Actions of tramadol, its enantiomers and principal metabolite, O-desmethyltramadol, on serotonin (5-HT) efflux and uptake in the rat dorsal raphe nucleus

Tramadol is an atypical centrally acting analgesic agent with relatively weak opioid receptor affinity in comparison with its antinociceptive efficacy. Evidence suggests that block of monoamine uptake may contribute to its analgesic actions. Therefore, we have examined the actions of (+/-)-tramadol, (+)-tramadol, (-)-tramadol and O-desmethyltramadol (M1 metabolite) on electrically evoked 5-HT efflux and uptake in the dorsal raphe nucleus (DRN) brain slice, measured by fast cyclic voltammetry.
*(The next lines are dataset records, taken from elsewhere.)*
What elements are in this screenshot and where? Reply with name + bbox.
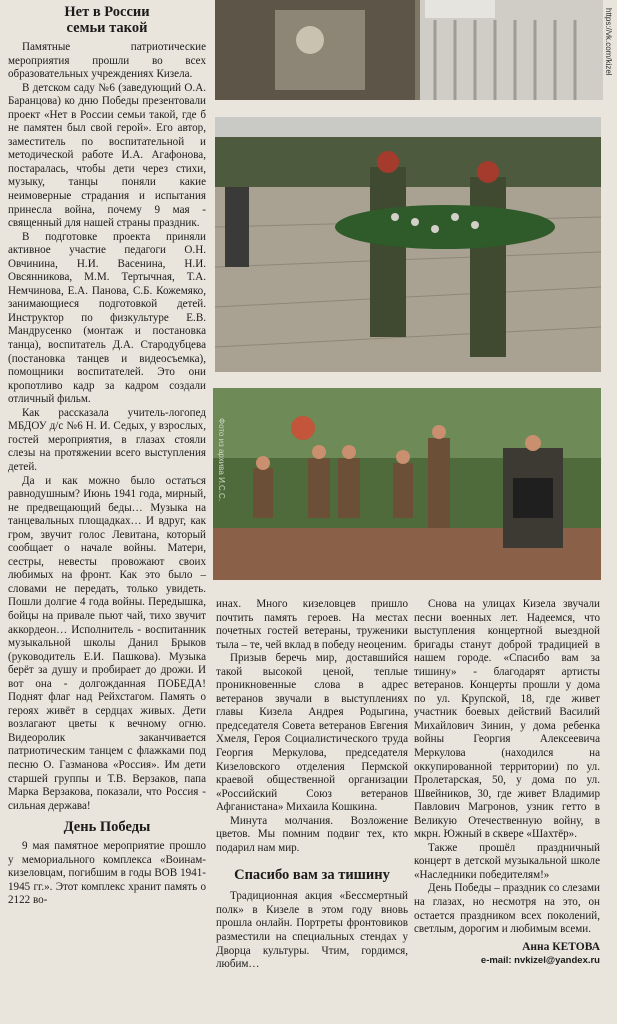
paragraph: Снова на улицах Кизела звучали песни военных лет. Надеемся, что выступления концертной выездной бригады станут доброй традицией в нашем городе. «Спасибо вам за тишину» - благодарят артисты ветеранов. Концерты прошли у дома по ул. Крупской, 18, где живет участник боевых действий Василий Михайлович Зинин, у дома ребенка войны Георгия Алексеевича Меркулова (находился на оккупированной территории) по ул. Пролетарская, 50, у дома по ул. Швейников, 30, где живет Владимир Павлович Магронов, узник гетто в Великую Отечественную войну, в мкрн. Южный в сквере «Шахтёр». [414,598,600,841]
paragraph: День Победы – праздник со слезами на глазах, но несмотря на это, он остается праздником всех поколений, светлым, дорогим и любимым всеми. [414,882,600,936]
article-title-den-pobedy: День Победы [63,819,151,836]
paragraph: инах. Много кизеловцев пришло почтить память героев. На местах почетных гостей ветераны, труженики тыла – те, чей вклад в победу неоценим. [216,598,408,651]
paragraph: Минута молчания. Возложение цветов. Мы помним подвиг тех, кто подарил нам мир. [216,814,408,854]
photo-wreath-image [215,117,601,372]
paragraph: В подготовке проекта приняли активное участие педагоги О.Н. Овчинина, Н.И. Васенина, Н.И. Овсянникова, М.М. Тертычная, Т.А. Немчинова, Е.А. Панова, С.Б. Кожемяко, занимающиеся подготовкой детей. Инструктор по физкультуре Е.В. Мандрусенко (монтаж и постановка танца), воспитатель Д.А. Стародубцева (постановка танцев и видеосъемка), помощники воспитателей. Это они кропотливо кадр за кадром создали отличный фильм. [8,230,206,406]
photo-credit: Фото из архива И.С.С. [217,418,226,502]
paragraph: Да и как можно было остаться равнодушным? Июнь 1941 года, мирный, не предвещающий беды… Музыка на танцевальных площадках… И вдруг, как гром, звучит голос Левитана, который сообщает о начале войны. Матери, сестры, невесты провожают своих любимых на фронт. Как это было – словами не передать, только увидеть. Пошли долгие 4 года войны. Передышка, бойцы на привале пьют чай, тихо звучит аккордеон… Исполнитель - воспитанник музыкальной школы Данил Брыков (руководитель Е.И. Пашкова). Музыка берёт за душу и пробирает до дрожи. И вот она - долгожданная ПОБЕДА! Поднят флаг над Рейхстагом. Память о героях живёт в сердцах живых. Дети возлагают цветы к вечному огню. Видеоролик заканчивается патриотическим танцем с флажками под песню О. Газманова «Россия». Им дети старшей группы и Т.В. Верзаков, папа Марка Верзакова, показали, что Россия - сильная держава! [8,474,206,812]
photo-top [215,0,603,100]
paragraph: Традиционная акция «Бессмертный полк» в Кизеле в этом году вновь прошла онлайн. Портреты фронтовиков разместили на специальных стендах у Дворца культуры. Чтим, гордимся, любим… [216,890,408,971]
paragraph: Памятные патриотические мероприятия прошли во всех образовательных учреждениях Кизела. [8,41,206,81]
photo-top-image [215,0,603,100]
photo-children-performance [213,388,601,580]
article-title-spasibo: Спасибо вам за тишину [234,867,390,884]
paragraph: Также прошёл праздничный концерт в детской музыкальной школе «Наследники победителям!» [414,841,600,881]
article-title-net-v-rossii: Нет в России семьи такой [64,4,150,36]
author-signature: Анна КЕТОВА [522,940,600,953]
article-column-3 [414,598,600,968]
article-column-2 [216,598,408,972]
paragraph: 9 мая памятное мероприятие прошло у мемориального комплекса «Воинам-кизеловцам, погибшим в годы ВОВ 1941-1945 гг.». Этот комплекс хранит память о 2122 во- [8,840,206,907]
article-column-1 [8,4,206,908]
photo-children-image [213,388,601,580]
paragraph: В детском саду №6 (заведующий О.А. Баранцова) ко дню Победы презентовали проект «Нет в России семьи такой, где б не памятен был свой герой». Его автор, заместитель по воспитательной и методической работе И.А. Агафонова, постаралась, чтобы дети через стихи, музыку, танцы поняли какие неимоверные страдания и испытания принесла война, почему 9 мая - священный для нашей страны праздник. [8,81,206,230]
photo-wreath-ceremony [215,117,601,372]
photo-source-url: https://vk.com/kizel [604,8,613,76]
paragraph: Как рассказала учитель-логопед МБДОУ д/с №6 Н. И. Седых, у взрослых, гостей мероприятия, в глазах стояли слезы на протяжении всего выступления детей. [8,406,206,473]
paragraph: Призыв беречь мир, доставшийся такой высокой ценой, теплые проникновенные слова в адрес ветеранов звучали в выступлениях главы Кизела Андрея Родыгина, председателя Совета ветеранов Евгения Хмеля, Героя Социалистического труда Георгия Меркулова, председателя Кизеловского отделения Пермской краевой общественной организации «Российский Союз ветеранов Афганистана» Михаила Кошкина. [216,652,408,814]
author-email: e-mail: nvkizel@yandex.ru [480,955,600,967]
Racemic tramadol and its (+)-enantiomer (both 5 mu mol litre(-1)) significantly blocked DRN 5-HT uptake (both P<0.05) and increased stimulated 5-HT efflux (P<0.01 (+/-)-tramadol; P<0.05 (+)-tramadol). The (-)-enantiomer and metabolite, O-desmethyltramadol, were inactive at the concentration tested (5 mu mol litre(-1)). For both (+/-)-tramadol and the (+)enantiomer, the action on 5-HT efflux preceded an effect on 5-HT uptake, suggesting that uptake block was not the cause of the increased 5-HT efflux and that tramadol might therefore have a direct 5-HT releasing action. This activity, at clinically relevant concentrations, may help to explain the antinociceptive efficacy of tramadol despite weak mu opioid receptor affinity and adds to evidence that tramadol exerts actions on central monoaminergic systems that may contribute to its analgesic effect.